It has been a very long time since I have posted anything on here. I have had a very tumultuous year and am still very much living a strange half-life for who knows how long.
Last summer my mom was having trouble swallowing. It slowly escalated from certain foods to all foods and then to everything, including water. She went for tests and then more tests and then some more tests and was told by the doctor (asshole) that the lump wasn't cancerous and that she just had a blockage. He then sent her home and told her to contact her family doctor. After many doctors appointments, scopes down her throat and emergency room stays (including passing a 2cm gall stone, ALONE) a new doctor finally discovered that this lump is a cancerous tumor in her esophagus and as it grew it was making it impossible for her to swallow anything.
As you will then correctly assume, she started radiation and chemotherapy with the doctors saying they were very confident that it would kill the outside cells and shrink the tumor making it so it could be removed and we could go on with our lives. Firstly, the chemotherapy almost killed her and I spent three days in the emergency room with her while they tried to figure out what was wrong and she didn't know who she was. Secondly, after all of those treatments that almost killed her they then tell us that it didn't work and she had very little time to live.
There are no words to express my complete desolation and despair. I've never felt so alone and scared in my life. My mother has always been my best friend and closest confidante, the thought of living after she is gone kills me and I feel that I am slowly evolving into a new person as I care for her at home.
She was in the hospital for a month and the doctors said that she has less than three months to live and that even that was a generous estimate. I got her out of the hospital to enjoy her last days in her own home (she wanted to watch the British Open on her own tv) and cheer her up as she got quite depressed while there. Surprisingly she has rallied and is so strong and doing very well. The nurses say that she has surprised them all and the original estimate of length of life has gone up dramatically. Unfortunately there is no way to tell how short or long her life will be and so we are now living in limbo, taking each day as it comes and just enjoying the fact that we are still together and happy.

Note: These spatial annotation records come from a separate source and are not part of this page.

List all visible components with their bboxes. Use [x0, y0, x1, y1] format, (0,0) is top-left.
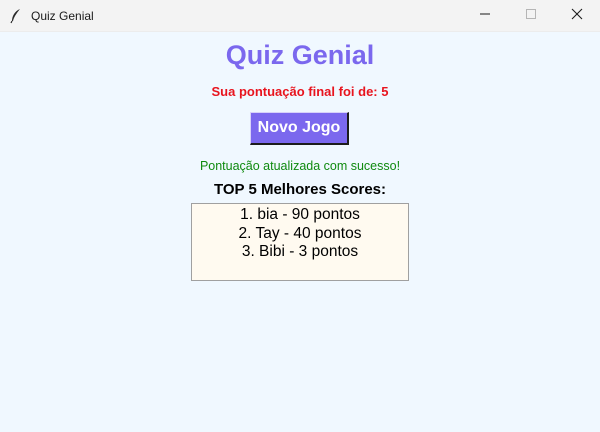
app-title: Quiz Genial: [225, 40, 375, 70]
minimize-button[interactable]: [462, 0, 508, 32]
list-item[interactable]: 3. Bibi - 3 pontos: [192, 243, 408, 262]
list-item[interactable]: 1. bia - 90 pontos: [192, 206, 408, 225]
status-message: Pontuação atualizada com sucesso!: [199, 159, 401, 173]
minimize-icon: [479, 7, 491, 25]
new-game-button[interactable]: Novo Jogo: [250, 112, 349, 145]
maximize-button[interactable]: [508, 0, 554, 32]
close-icon: [571, 7, 583, 25]
maximize-icon: [525, 7, 537, 25]
window-title: Quiz Genial: [31, 9, 94, 23]
list-item[interactable]: 2. Tay - 40 pontos: [192, 225, 408, 244]
feather-icon: [9, 8, 23, 24]
window-titlebar[interactable]: Quiz Genial: [0, 0, 600, 32]
top-scores-list[interactable]: 1. bia - 90 pontos 2. Tay - 40 pontos 3.…: [191, 203, 409, 281]
top-scores-heading: TOP 5 Melhores Scores:: [213, 181, 387, 198]
final-score-label: Sua pontuação final foi de: 5: [211, 84, 389, 99]
app-content: Quiz Genial Sua pontuação final foi de: …: [0, 32, 600, 432]
close-button[interactable]: [554, 0, 600, 32]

A surprising discovery that occurs during a time of crisis like this is the behaviour of your closest friends and family members. I have really seen and felt the true desire of certain people to step in and support me through this and the lack of support from others. I was surprised by the lack of communication and help from some of my closest and longest held friends. I've received texts with offers of help from some but mostly just "thinking of you" types of things which, I hate to say, don't really mean much considering how close I was to these people and how long I've known them. I feel let down and left alone by the people I had expected to support me the most. The one upside is that there are others that I hadn't expected anything from who are by my side often and are so supporting and loving which has helped me very much.
Well, now that I have caught you all up with my life, had a major bitch session and explained why I've been gone so long I thank you for reading and hopefully I'll have happier news to share in my next post.
2 comments:
I'm so sorry to hear about your mum's health issues. I hope you enjoy every single moment you have together.
Hugs.
Thank you so much Stella! You are so sweet, as always. I hope summer is going well for you and your family in Switzerland.